Take care of your vehicle and it will take care of you.
I'm sure that you've heard this phrase before. Usually it comes out of the mouth of an older man, but I am getting up there so I almost fit the profile. This advice doesn't come from age so much as it does from experience. A bad one, to be more specific.
I was 18 years old and was driving a car that I really liked. It was a 1986 Oldsmobile Cutlass Calais. It was a two-door, five speed manual transmission, 2.5 liter 4 cylinder. It was nice.
It's fatal end came one night when I was delivering a pizza to a subdivision near the intersection of CC and 65 highway. I had taken NN, or "old 65" depending on how long you've been around, and was driving carefully, or so I had thought. The weather had been terrible all night. It was winter and we had been receiving some form of precipitation all day. The sky was sleeting, snowing and dropping freezing rain on us at different times.
I had just passed the Catholic Church when the road ever-so-slightly curves to the left. It's a bend that could easily be taken at 200 miles per hour in dry conditions, but this night was anything but that. I had subscribed to the wisdom that a front-wheel-drive car should have the best tires on the front so that it can get traction. I'm sure some of you have heard this.
When I started to make the curve to the left my back end slid out to the right and before I could react I had already passed the point of recovery. The rear of the car made it's way completely around till I was going backwards. I had tried everything I could think of in those couple seconds repeatedly and nothing was bringing me out of it. The inside of the car started to light up as if the dome light was slowly coming on, but it wasn't the dome light. Still going backwards, I turned to see two headlights headed right for me. I quickly turned back into my seat and braced myself for impact by pushing as hard as I could against the steering wheel with my head pressed into the back of the seat. I even had the foresight to slightly bend my elbows so that I might not break my arms. The moment was no doubt just a second or two, but I remember every detail of it and wondering what was taking so long and that maybe the car had slipped by.

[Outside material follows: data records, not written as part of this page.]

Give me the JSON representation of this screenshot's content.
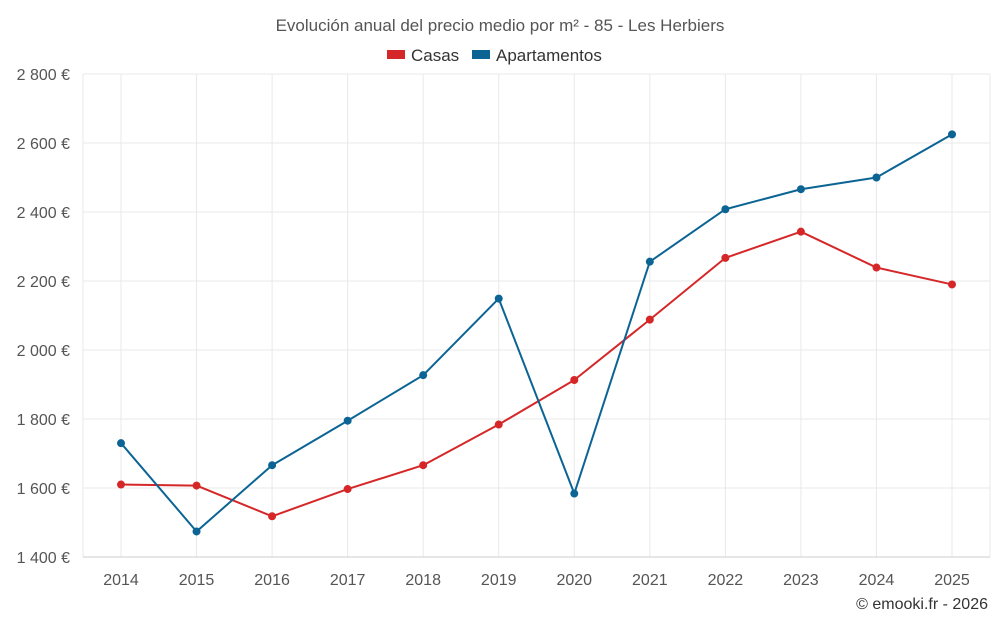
{
  "chart_data": {
    "type": "line",
    "title": "Evolución anual del precio medio por m² - 85 - Les Herbiers",
    "categories": [
      "2014",
      "2015",
      "2016",
      "2017",
      "2018",
      "2019",
      "2020",
      "2021",
      "2022",
      "2023",
      "2024",
      "2025"
    ],
    "series": [
      {
        "name": "Casas",
        "color": "#d62728",
        "values": [
          1610,
          1607,
          1518,
          1597,
          1666,
          1784,
          1913,
          2088,
          2267,
          2343,
          2239,
          2190
        ]
      },
      {
        "name": "Apartamentos",
        "color": "#0b6494",
        "values": [
          1730,
          1474,
          1666,
          1795,
          1927,
          2149,
          1584,
          2256,
          2408,
          2466,
          2500,
          2625
        ]
      }
    ],
    "xlabel": "",
    "ylabel": "",
    "ylim": [
      1400,
      2800
    ],
    "yticks": [
      1400,
      1600,
      1800,
      2000,
      2200,
      2400,
      2600,
      2800
    ],
    "ytick_labels": [
      "1 400 €",
      "1 600 €",
      "1 800 €",
      "2 000 €",
      "2 200 €",
      "2 400 €",
      "2 600 €",
      "2 800 €"
    ],
    "grid": true,
    "legend_position": "top-center"
  },
  "credit": "© emooki.fr - 2026"
}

I woke up with the radio blaring. I was cold. I couldn't move much. I couldn't figure out why I was just sitting in my car. I just sat there for a little while. I'm not sure how long. I was staring at my dash near the passenger side and was trying to mentally process what I was seeing, but was having trouble doing so. Finally, I saw that the dash was split wide open. While I was shocked at this observation, I noticed that the instrument panel looked different. I saw the cracks, but there was something else that made it look different. It eluded me for a second, but then I realized that the steering wheel was no longer in the way of me seeing it. Then, it all came rushing to me. I had been in an accident.
The Ford Bronco II that hit me couldn't get the traction to stop. He tried to avoid me, but I was taking up the whole road. I had spun 270 degrees by the time we collided, so the front of his truck hit my car squarely between my driver's door handle and the front bumper. The impact pressed the door so far in that it left me pinned between the door and the console. The steering column broke from the sideways force to the front axle and when it did all the force I had exerted on the steering wheel made me push it through the windshield. The windshield was spider-webbed throughout but there was a hole with the steering wheel still in it. The top part of that hole had two round cutouts where my hands had been when it smashed through it.
Another detail that I'll never forget was the look on the Bronco owner's face when I looked at him. I had not yet realized what was happening when I looked out my driver's door window that no longer was there because my head had gone through it. He was standing out in the middle of the road about 15 feet from me. He was looking the opposite direction of me when I first noticed him. He turned and saw me and didn't come any closer, but asked if I was alright. What I would find out later from him was that he had been trying to wake me up without success for a little bit while he waited on the ambulance to make it to me. He didn't expect me to be awake and looking at him when he turned around.
In the end, the car was totaled, a new pizza was made and sent out to the house but the driver kept the tip for me and gave it to me two days later when I went back to work, my only substantial injury was the piece of glass in the back of my head that they had to dig out, and I had to dig some glass out of my eye when I got home.
This could have all been avoided if I had had better tires on the back.
Moral of Story: Take care of your car or your car might take care of you.
1 comments:
This was a thoroughly entertaining story! Pizza guys just have to roll with the punches sometimes, and make the best out of the situation. Do you have any other stories like this that I can check out? You should write short stories for a living!